As any first-year will tell you, the scramble for joining new clubs can be a daunting one. As the dust settled from the Involvement Fair, I looked at the fistful of flyers overflowing from my desk. One of these flyers stood out to me in particular: Student Collaborative on Health Policy (SCOHP). The program, backed by the Duke Margolis Center for Health Policy, seeks to educate, serve, and research within the Duke and Durham community regarding the social, economic, and political determinants of health care.
Intrigued, I ventured to the Social Sciences building the following Sunday afternoon for their inaugural GBM. The event was lively, filled with a dizzying number of avenues for involvement. One such avenue that was the SCOHP-organized Health Policy Case Competition, advertised as a two-day team sprint to develop and pitch solutions to a pressing health care problem. The prizes were handsome: $1,000 for 1st place, $500 for 2nd place, and $250 for 3rd place, courtesy of the Margolis Center and RTI International. Furthermore, participants would be given access to mentors and industry leaders with vast experience in the area of public health.
Six teams, each consisting of three to five members, participated in the case-writing festivities. On Friday, September 10 at 5:00 PM, the case document was released. Our task: to develop a five-year plan aimed at increasing the screening for human papillomavirus (HPV) in either Malawi, South Africa, or Eswatini via a novel imaging technology known as microbeads. A considerably complex task given the vast number of social, institutional, and political barriers lying between the new technology and the women who needed it the most, not to mention the potential for HPV developing into cervical cancer if left undetected and untreated.
Our team, Team J, assumed the role of a local NGO partnering with the Eswatini government. The preliminary hours of the competition were spent sifting through a sea of research. We read reviews of tissue imaging technology, feasibility studies on drug distribution networks, and mathematical projections of healthcare costs. At once invigorating and ceaselessly frustrating, the process of developing a comprehensive solution required significant mental and physical rearrangement. The nine hours following the release of the case were spent in a variety of popular campus study spots, from Bostock to Rubenstein Library, The Coffeehouse to dorm common rooms. In the early morning hours, our plan had finally begun to take shape.

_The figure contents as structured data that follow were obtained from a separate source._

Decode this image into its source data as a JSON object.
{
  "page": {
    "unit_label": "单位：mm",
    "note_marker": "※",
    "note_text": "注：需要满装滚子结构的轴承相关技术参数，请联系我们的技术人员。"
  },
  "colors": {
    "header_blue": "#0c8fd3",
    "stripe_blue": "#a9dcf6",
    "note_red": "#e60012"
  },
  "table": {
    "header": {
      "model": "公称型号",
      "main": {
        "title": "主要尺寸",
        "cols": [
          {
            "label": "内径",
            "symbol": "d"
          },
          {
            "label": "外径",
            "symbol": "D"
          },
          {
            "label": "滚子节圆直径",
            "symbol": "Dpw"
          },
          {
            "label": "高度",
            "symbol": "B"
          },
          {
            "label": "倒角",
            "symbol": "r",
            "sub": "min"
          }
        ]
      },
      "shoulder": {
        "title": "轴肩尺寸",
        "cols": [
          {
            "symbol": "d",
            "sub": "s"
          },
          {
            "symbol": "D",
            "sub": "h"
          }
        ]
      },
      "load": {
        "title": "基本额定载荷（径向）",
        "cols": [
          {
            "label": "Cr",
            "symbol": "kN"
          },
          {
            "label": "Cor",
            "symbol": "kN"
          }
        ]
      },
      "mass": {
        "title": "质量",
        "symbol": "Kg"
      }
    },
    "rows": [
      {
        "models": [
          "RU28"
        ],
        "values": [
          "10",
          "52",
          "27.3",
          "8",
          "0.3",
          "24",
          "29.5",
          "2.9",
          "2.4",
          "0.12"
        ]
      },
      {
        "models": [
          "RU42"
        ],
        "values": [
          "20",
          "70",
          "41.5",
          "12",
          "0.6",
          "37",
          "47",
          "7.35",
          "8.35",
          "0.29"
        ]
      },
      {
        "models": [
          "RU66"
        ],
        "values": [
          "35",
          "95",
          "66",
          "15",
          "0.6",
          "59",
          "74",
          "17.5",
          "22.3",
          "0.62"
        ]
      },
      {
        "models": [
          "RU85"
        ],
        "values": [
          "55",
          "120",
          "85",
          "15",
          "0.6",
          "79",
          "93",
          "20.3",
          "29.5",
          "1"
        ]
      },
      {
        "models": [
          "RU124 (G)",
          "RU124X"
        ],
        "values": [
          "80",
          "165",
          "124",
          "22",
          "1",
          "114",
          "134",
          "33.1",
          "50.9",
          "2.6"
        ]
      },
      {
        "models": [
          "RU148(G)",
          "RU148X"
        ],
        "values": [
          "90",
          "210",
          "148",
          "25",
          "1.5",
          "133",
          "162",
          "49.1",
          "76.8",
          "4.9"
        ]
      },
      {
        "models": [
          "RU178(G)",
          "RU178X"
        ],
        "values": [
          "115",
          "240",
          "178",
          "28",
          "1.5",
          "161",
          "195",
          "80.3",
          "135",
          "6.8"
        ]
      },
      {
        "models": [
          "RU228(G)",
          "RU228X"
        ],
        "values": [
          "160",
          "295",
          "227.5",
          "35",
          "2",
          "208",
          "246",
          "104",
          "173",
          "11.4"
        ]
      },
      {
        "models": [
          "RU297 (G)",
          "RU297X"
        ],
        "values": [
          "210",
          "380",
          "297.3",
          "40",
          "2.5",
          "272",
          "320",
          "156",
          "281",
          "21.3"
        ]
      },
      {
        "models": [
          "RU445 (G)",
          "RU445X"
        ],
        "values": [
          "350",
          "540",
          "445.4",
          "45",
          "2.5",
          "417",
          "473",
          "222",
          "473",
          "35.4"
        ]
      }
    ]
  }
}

A meager five hours of rest separated Day One of the competition from Day Two. After a night of brainstorming and research, we were left with three hours to finalize our five-minute proposals before a hard 12:00 PM deadline. As the deadline approached, we changed into our best attire from the clavicle up (the marvels of Zoom) and sat down. For the next hour and change, ideas flowed thickly and quickly; eager and persuasive tones emanating from our screens, tense silence as the judges moved into breakout rooms for deliberation.
The top three teams, Team J included, were selected for a final presentation round. The guidelines for this round: strengthen the argument, lengthen the presentation. We were in the final stretch. What followed was two hours of remarkably focused work, the likes of which I had never experienced in a team setting. As we sat down for the deciding presentation of the competition, I felt an immense sense of pride, not only in our solution, but also in our twenty-six hour transformations from perplexed receivers to confident presenters. This confidence and breadth of knowledge was visible in all three teams over the course of their fifteen-minute presentations and subsequent five-minute Q&A’s.
As the clock struck 7:00 PM on Saturday, September 11, the judges had submitted their verdict, at which point the teams turned towards the screen with rapt attention. The SCOHP organizers began reading the final standings. In what was described as an extremely close decision for the judges, Team J ended up winning first place. Battling the equally powerful forces of disbelief and sleep deprivation, we let out a collective breath. It was all over.
At the time of the competition, I had yet to complete a month at Duke. I didn’t know it then, but those twenty-six hours would end up being some of the most impactful in my first semester. The competition offered an entirely different approach to learning, one that was grounded in interdisciplinary inquiry and effective collaboration. And to think–it all started with a flyer buried underneath many other flyers.